I surely wish our agricultural salvation was being assured with what is called no-till farming, like the experts promise. But I’m not yet convinced. For me to doubt the efficacy of modern farming methods right now requires an amazing blindness because around me there arises high into the sky the most magnificent corn crop I have ever seen (where it is not drowned out). If the winds and hail and high water and Japanese beetles spare us, I will not be surprised to see a lot of 250 bushel yields this fall and some 300 bushel yields. My nearby farmer friend nods and drily replies: “Yeah, all we need for a complete collapse of the corn market is one really good year.”

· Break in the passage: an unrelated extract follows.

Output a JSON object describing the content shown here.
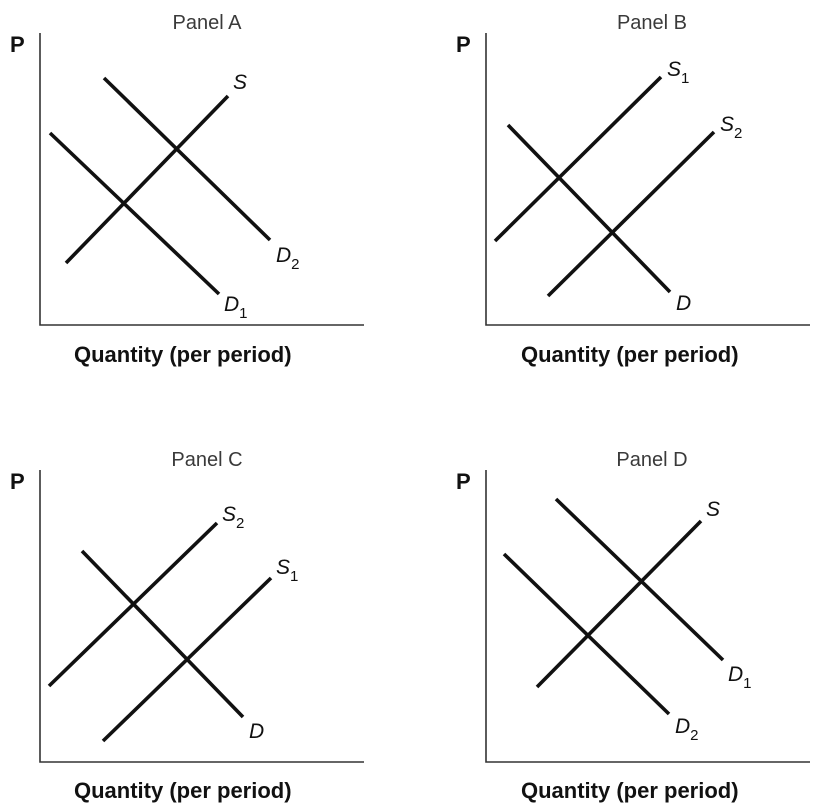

Recently, in the farm news, Dan Davidson, an agronomist who writes for DTN/Progressive Farming online, had a somewhat disturbing column about how no-till farming has not solved the problem of soil compaction. Since I have harangued about this for years, I perked up my eyes and read on. The problem is that although no-till allows the seedbed layer of soil to hold moisture better, thus slowing runoff and keeping the soil loamier than old style plowing, deep compaction continues to be a problem. There seems to be no way to farm with today’s huge equipment without driving on the fields when the soil is too wet, at least occasionally. Using a compaction meter for testing the soil, Mr. Davidson probed down 24 inches at 3 inch intervals on his own farm in Iowa and had this to say: “I came away dismayed to find compaction still exists.” All you need to do here in my part of Ohio is drive down any country road in wet weather and see how the water stands along field edges which get the brunt of heavy machinery traffic. You don’t have to probe. Davidson writes that he thought the solution required breaking up the deep compaction with ripper shovels occasionally, but when he consulted with other soil experts at Iowa State University, the opinion was that “you can temporarily alleviate the compaction this way, but it is a temporary benefit and can set your no-till progress back as the soil has to heal.”
I don’t like being the naysayer on no-till but facts are facts. It isn’t really no-till most of the time anyway. It is the substitution of more sophisticated cultivating tools for the moldboard plow. These new tools work up the soil so marvelously level and firm the seedbed so effectively that nearly every planted kernel comes up. A worked field looks like a work of abstract art. And erosion is, at least on the more level fields, better controlled. But, alas, economics dictates bigger and bigger machines to make it all profitable. The latest versions of webbed, tank-like tracks (like on a Caterpillar) instead of wheels on tractors seem to help but the deep down compaction goes on anyway. In fact, since the webbed tracks allow one to drive on muddy soil without getting stuck so easily, the deep-down compaction actually could get worse.
I would like to say that “no-till” is still better than the old moldboard plow, but even that observation needs qualification. Depends on how you use the moldboard. In the hands of my Amish friends who plow a field only intermittently, that is not every year, in a rotation of corn, oats, and hay, there is little erosion and yields are good to excellent even on hilly soil in a dry year. I know because I’ve walked through their corn fields. But I can think of something better, maybe. If no-till farmers used their cultivation tools the way Amish dairy farmers used theirs, that is, with smaller and therefore lighter versions and long rotations with legumes and cover crops, no-till just might deliver what it promised.